Uns chamam-me técnica de limpeza, outros chamam-me empregada a dias. Comecei a fazer este trabalho há cerca, mais ou menos, de doze anos depois de ter trabalhado num escritório vinte e dois anos e de ter ficado no desemprego. Tive de me mexer! E com conhecimentos de pessoas que me conheciam indicaram-me para casas de pessoas, engenheiros, doutores, psicólogos.
O que me faz feliz? Gosto de comunicar com as pessoas, sou uma pessoa comunicativa, gosto do que faço, sou uma pessoa que sempre gostei desta área das limpezas e, acima de tudo, uma pessoa distrai-se muito, conhece-se muita gente e, pronto, passamos bem as horas a trabalhar.
Se não fosse empregada a dias o que é que eu gostava de ser? Ora bem, é assim, eu gostava da profissão que fazia antes, também gostava de atender telefones como sou comunicativa... mas hoje gostaria de ter uma área onde pudesse ter, por exemplo, animais, jardinar, gosto das plantas. Portanto, se um dia me dedicasse pessoalmente, sem ter de trabalhar, gostava de tratar das plantas e de ter cães, ou tomar conta de cães das pessoas amigas. Acho que era uma coisa que me fascinava.
Uma coisa que nunca mais me esqueço foi um condómino que morreu num incêndio. Eu não quis ver, mas fui eu que chamei as pessoas quando vi o terceiro andar invadido pelo fumo. Nesse dia não consegui comer.
O conselho que eu diria a alguém para ser uma excelente empregada a dias era para ter pessoas que a possam indicar para os serviços e ser uma pessoa que faça o serviço o melhor que sabe e, acima de tudo, ser uma pessoa honesta para que todas as pessoas possam confiar nela.
Esta é uma profissão que as pessoas precisam. Devido à sua vida de stress, necessitam da nossa ajuda. Eles dizem mesmo que nós somos pessoas que eles não podem dispensar, devido à vida que têm, que não conseguem ter tempo para fazer as coisas. É que, além de limpar, ajudo as pessoas em muitas outras coisas. As pessoas sabem que eu tenho aquela disponibilidade que precisam para me ligar e dizer “Ó Dona Beatriz, pode-me ir passear o meu animal que eu não vou a casa, não tenho tempo” E eu faço, e é uma coisa que gosto de fazer.

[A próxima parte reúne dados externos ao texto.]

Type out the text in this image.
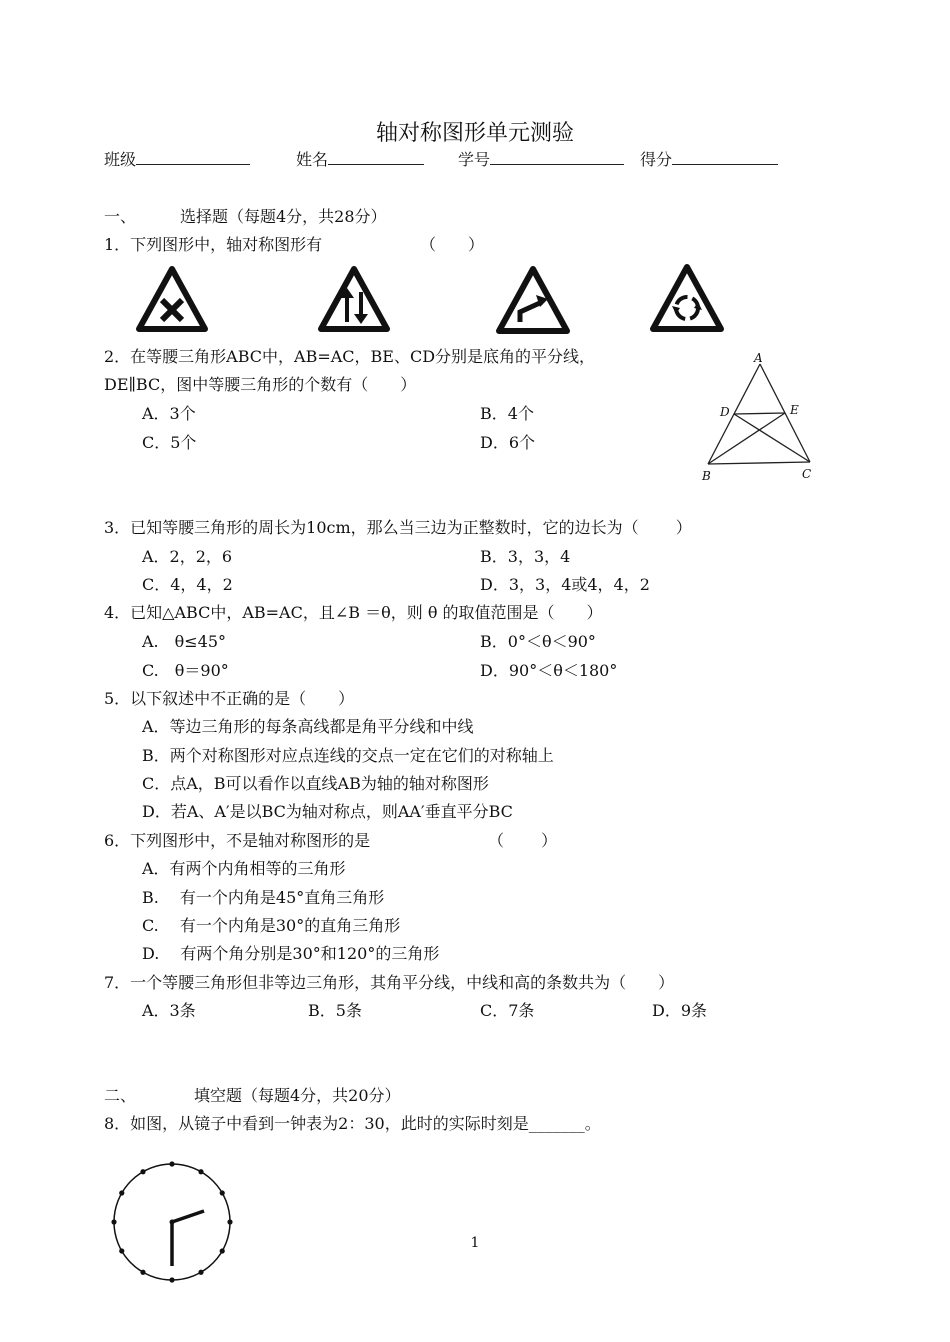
轴对称图形单元测验
班级	姓名	学号	得分
一、	选择题（每题4分，共28分）
1．下列图形中，轴对称图形有	（　　）
2．在等腰三角形ABC中，AB=AC，BE、CD分别是底角的平分线，
DE∥BC，图中等腰三角形的个数有（　　）
A．3个	B．4个
C．5个	D．6个
A
D	E
B	C
3．已知等腰三角形的周长为10cm，那么当三边为正整数时，它的边长为（　　 ）
A．2，2，6	B．3，3，4
C．4，4，2	D．3，3，4或4，4，2
4．已知△ABC中，AB=AC，且∠B ＝θ，则 θ 的取值范围是（　　）
A.　θ≤45°	B．0°＜θ＜90°
C.　θ＝90°	D．90°＜θ＜180°
5．以下叙述中不正确的是（　　）
A．等边三角形的每条高线都是角平分线和中线
B．两个对称图形对应点连线的交点一定在它们的对称轴上
C．点A，B可以看作以直线AB为轴的轴对称图形
D．若A、A′是以BC为轴对称点，则AA′垂直平分BC
6．下列图形中，不是轴对称图形的是	（　　 ）
A．有两个内角相等的三角形
B.　 有一个内角是45°直角三角形
C.　 有一个内角是30°的直角三角形
D.　 有两个角分别是30°和120°的三角形
7．一个等腰三角形但非等边三角形，其角平分线，中线和高的条数共为（　　）
A．3条	B．5条	C．7条	D．9条
二、	填空题（每题4分，共20分）
8．如图，从镜子中看到一钟表为2：30，此时的实际时刻是_______。
1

O que é que me mantém motivada? Ora bem, não venho contrariada para o trabalho porque gosto do que faço e acima de tudo porque tenho mesmo ainda de trabalhar. Há uma força obrigatória... no fundo temos mesmo de fazer alguma coisa, porque temos necessidade. É uma questão de sobrevivência.
| Beatriz |
Sobre o Projeto:
Qual é a história da pessoa que conhecemos a fazer o seu trabalho? O que é que a faz feliz na sua função? E infeliz? De que forma aquilo que faz influencia a pessoa que é? Como é que ela pensa que o seu trabalho ajuda os outros a ter uma vida melhor? O que é que a motiva a continuar todos os dias? Num mundo em que cada vez mais se exigem resultados, e a energia escasseia para ver verdadeiramente o outro, este é um projeto fotográfico e de storytelling sobre a face humana do trabalho.
Com a fotografia tento captar a 'essência' da pessoa, a sua individualidade, a sua verdade, e por isso evito que se esconda atrás do seu sorriso, se este não for natural. Gosto de a fotografar no seu contexto profissional para que possamos ver o "humano no trabalho", utilizo apenas a luz que existe nesse local e, por último, optei pelo preto e branco para que a cor não seja uma distração ao essencial: para que as marcas da vida, as rugas, a emoção no olhar e as formas do rosto e do contexto fiquem mais evidentes e intensas.
Aqui interessa-me a recolha da história simples e sintética da pessoa na sua relação com o trabalho, como este o transforma enquanto ser humano, e de que forma ajuda os outros. Escrevo as palavras tal e qual como me são ditas para não contaminar a verdade do entrevistado com correções e com as minhas interpretações.